On 17 November 2007 a Boeing 737-700 made an emergency descent after the air conditioning and pressurisation system failed in the climb out of Coolangatta at FL318 due to loss of all bleed air. A diversion to Brisbane followed. The Investigation found that the first bleed supply had failed at low speed on take off but that continued take off had been continued contrary to SOP. It was also found that the actions taken by the crew in response to the fault after completing the take off had also been also contrary to those prescribed.
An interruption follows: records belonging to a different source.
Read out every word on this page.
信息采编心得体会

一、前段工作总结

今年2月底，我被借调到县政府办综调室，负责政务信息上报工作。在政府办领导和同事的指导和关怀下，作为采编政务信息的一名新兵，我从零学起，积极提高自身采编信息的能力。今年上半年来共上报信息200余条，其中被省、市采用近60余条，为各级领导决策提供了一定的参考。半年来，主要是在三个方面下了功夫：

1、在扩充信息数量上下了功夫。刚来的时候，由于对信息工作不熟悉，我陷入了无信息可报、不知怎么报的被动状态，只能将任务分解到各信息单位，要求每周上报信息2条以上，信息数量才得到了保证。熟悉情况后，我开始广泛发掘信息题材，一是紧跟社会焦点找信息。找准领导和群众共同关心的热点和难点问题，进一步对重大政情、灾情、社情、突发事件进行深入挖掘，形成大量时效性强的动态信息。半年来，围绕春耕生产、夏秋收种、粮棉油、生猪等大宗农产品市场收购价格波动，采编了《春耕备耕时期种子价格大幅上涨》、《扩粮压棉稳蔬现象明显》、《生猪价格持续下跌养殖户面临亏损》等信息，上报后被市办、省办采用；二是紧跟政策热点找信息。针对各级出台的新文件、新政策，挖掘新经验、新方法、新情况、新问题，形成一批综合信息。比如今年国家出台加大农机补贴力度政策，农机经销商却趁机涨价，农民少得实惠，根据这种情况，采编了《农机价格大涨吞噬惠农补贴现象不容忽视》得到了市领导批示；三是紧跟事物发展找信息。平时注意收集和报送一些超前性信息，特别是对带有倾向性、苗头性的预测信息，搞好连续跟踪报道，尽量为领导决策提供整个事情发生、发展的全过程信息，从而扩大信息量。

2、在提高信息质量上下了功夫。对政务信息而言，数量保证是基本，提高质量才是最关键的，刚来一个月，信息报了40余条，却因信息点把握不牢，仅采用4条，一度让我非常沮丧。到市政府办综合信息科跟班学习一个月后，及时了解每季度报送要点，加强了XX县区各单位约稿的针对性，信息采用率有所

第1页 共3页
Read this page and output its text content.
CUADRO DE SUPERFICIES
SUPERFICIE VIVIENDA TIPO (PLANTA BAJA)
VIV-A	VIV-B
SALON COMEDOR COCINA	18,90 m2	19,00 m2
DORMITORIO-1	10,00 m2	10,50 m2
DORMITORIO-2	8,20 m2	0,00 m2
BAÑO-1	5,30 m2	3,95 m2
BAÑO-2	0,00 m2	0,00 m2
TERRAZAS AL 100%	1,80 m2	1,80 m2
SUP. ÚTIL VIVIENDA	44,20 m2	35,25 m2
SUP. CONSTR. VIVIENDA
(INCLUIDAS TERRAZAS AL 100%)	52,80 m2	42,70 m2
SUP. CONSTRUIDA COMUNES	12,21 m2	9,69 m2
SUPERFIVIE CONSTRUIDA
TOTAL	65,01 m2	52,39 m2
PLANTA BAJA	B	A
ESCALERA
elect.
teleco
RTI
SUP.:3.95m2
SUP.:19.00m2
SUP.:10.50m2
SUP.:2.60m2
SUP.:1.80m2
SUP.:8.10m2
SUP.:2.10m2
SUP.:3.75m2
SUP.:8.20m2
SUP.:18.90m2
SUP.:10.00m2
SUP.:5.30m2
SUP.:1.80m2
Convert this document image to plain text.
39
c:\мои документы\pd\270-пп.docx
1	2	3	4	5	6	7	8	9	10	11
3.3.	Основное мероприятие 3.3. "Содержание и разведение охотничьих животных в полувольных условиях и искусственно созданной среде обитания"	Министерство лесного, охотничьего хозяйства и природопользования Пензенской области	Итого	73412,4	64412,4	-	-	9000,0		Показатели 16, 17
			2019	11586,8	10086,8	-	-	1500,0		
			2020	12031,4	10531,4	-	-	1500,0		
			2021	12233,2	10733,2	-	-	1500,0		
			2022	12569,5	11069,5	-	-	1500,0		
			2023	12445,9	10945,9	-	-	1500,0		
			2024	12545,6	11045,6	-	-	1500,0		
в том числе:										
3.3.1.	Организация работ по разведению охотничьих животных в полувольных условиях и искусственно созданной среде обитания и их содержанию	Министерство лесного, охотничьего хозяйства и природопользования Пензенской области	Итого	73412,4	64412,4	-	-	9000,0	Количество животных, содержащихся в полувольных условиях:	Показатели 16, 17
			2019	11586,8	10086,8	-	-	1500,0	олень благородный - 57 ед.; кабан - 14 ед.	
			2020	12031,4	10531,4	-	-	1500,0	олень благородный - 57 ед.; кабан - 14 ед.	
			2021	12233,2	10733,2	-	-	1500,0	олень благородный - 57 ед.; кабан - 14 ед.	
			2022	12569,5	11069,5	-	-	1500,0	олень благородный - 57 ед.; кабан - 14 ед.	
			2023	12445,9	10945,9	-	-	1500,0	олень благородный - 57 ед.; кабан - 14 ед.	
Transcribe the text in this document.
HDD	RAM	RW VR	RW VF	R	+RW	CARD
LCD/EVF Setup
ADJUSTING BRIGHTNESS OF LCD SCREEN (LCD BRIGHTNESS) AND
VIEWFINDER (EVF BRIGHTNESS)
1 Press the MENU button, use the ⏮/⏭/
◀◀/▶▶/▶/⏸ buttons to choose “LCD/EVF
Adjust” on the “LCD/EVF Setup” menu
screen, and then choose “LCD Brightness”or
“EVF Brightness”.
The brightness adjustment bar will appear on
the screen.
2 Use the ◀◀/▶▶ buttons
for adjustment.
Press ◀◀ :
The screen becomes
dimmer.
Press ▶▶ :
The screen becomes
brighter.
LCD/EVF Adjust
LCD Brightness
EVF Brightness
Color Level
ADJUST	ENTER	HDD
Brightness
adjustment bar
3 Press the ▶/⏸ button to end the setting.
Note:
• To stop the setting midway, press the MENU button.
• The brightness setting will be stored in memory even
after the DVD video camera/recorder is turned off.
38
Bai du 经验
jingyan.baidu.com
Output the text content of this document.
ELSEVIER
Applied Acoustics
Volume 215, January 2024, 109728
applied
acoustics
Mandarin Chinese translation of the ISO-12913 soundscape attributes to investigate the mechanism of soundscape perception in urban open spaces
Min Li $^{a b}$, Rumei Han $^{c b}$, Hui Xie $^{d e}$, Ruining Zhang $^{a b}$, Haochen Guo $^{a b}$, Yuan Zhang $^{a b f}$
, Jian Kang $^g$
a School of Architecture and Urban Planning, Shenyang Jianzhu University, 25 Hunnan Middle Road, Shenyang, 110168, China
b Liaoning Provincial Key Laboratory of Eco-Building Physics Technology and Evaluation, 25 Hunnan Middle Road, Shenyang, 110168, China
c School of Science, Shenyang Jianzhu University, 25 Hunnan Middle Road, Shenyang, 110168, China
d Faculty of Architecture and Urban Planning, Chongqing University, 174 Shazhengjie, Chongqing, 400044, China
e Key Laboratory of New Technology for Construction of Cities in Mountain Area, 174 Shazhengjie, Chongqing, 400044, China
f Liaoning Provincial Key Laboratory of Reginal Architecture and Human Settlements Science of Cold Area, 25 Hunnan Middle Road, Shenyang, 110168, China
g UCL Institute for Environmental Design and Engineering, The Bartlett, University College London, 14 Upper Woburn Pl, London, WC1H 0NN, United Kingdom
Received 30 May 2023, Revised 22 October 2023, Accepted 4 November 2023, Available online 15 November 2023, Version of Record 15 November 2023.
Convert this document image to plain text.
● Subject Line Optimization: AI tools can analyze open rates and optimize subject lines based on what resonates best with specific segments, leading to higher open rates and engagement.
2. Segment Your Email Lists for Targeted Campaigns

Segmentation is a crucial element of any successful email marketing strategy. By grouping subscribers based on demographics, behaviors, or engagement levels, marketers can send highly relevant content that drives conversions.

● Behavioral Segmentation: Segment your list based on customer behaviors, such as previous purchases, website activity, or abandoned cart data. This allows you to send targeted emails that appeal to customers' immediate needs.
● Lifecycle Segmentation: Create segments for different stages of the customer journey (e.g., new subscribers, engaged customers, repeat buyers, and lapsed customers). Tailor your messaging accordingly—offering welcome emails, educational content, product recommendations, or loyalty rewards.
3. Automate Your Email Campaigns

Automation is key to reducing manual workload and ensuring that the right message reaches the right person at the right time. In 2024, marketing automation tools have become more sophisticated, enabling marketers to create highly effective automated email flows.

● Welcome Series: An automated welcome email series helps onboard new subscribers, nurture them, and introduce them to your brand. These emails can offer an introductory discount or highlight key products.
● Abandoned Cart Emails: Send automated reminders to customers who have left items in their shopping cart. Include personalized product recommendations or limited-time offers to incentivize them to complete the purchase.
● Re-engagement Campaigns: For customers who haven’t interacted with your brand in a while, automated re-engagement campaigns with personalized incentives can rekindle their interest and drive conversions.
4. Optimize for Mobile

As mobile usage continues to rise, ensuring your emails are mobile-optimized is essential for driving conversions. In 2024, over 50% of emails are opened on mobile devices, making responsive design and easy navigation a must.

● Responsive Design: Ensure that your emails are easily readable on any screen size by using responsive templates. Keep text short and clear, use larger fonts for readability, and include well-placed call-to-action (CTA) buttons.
On 5 July 2006, during daytime, a Boeing 737-500, operated by Air Nippon Co., Ltd. took off from Fukuoka Airport as All Nippon Airways scheduled flight 2142. At about 08:10, while flying at 37,000 ft approximately 60 nm southeast of Kushimoto VORTAC, a cabin depressurization warning was displayed and the oxygen masks in the cabin were automatically deployed. The aircraft made an emergency descent and, at 09:09, landed on Chubu International Airport.
On 22 October 2006 a blue haze was observed in the passenger cabin of a Boeing 757-200, operated by Thomsonfly, shortly after reaching cruise altitude on a scheduled passenger flight from Newcastle to Larnaca. A precautionary diversion was made to London Stansted, where an emergency evacuation was carried out successfully.
On 7 September 2008 a South African Airways Airbus A319 en route from Cape Town to Johannesburg at FL370 received an ECAM warning of the failure of the No 1 engine bleed system. The crew then closed the No. 1 engine bleed with the applicable press button on the overhead panel. The cabin altitude started to increase dramatically and the cockpit crew advised ATC of the pressurisation problem and requested an emergency descent to a lower level. During the emergency descent to 11000 ft amsl, the cabin altitude warning sounded at 33000ft and the flight crew activated the cabin oxygen masks. The APU was started and pressurisation was re-established at 15000ft amsl. The crew completed the flight to the planned destination without any further event. The crew and passengers sustained no injuries and no damage was caused to the aircraft.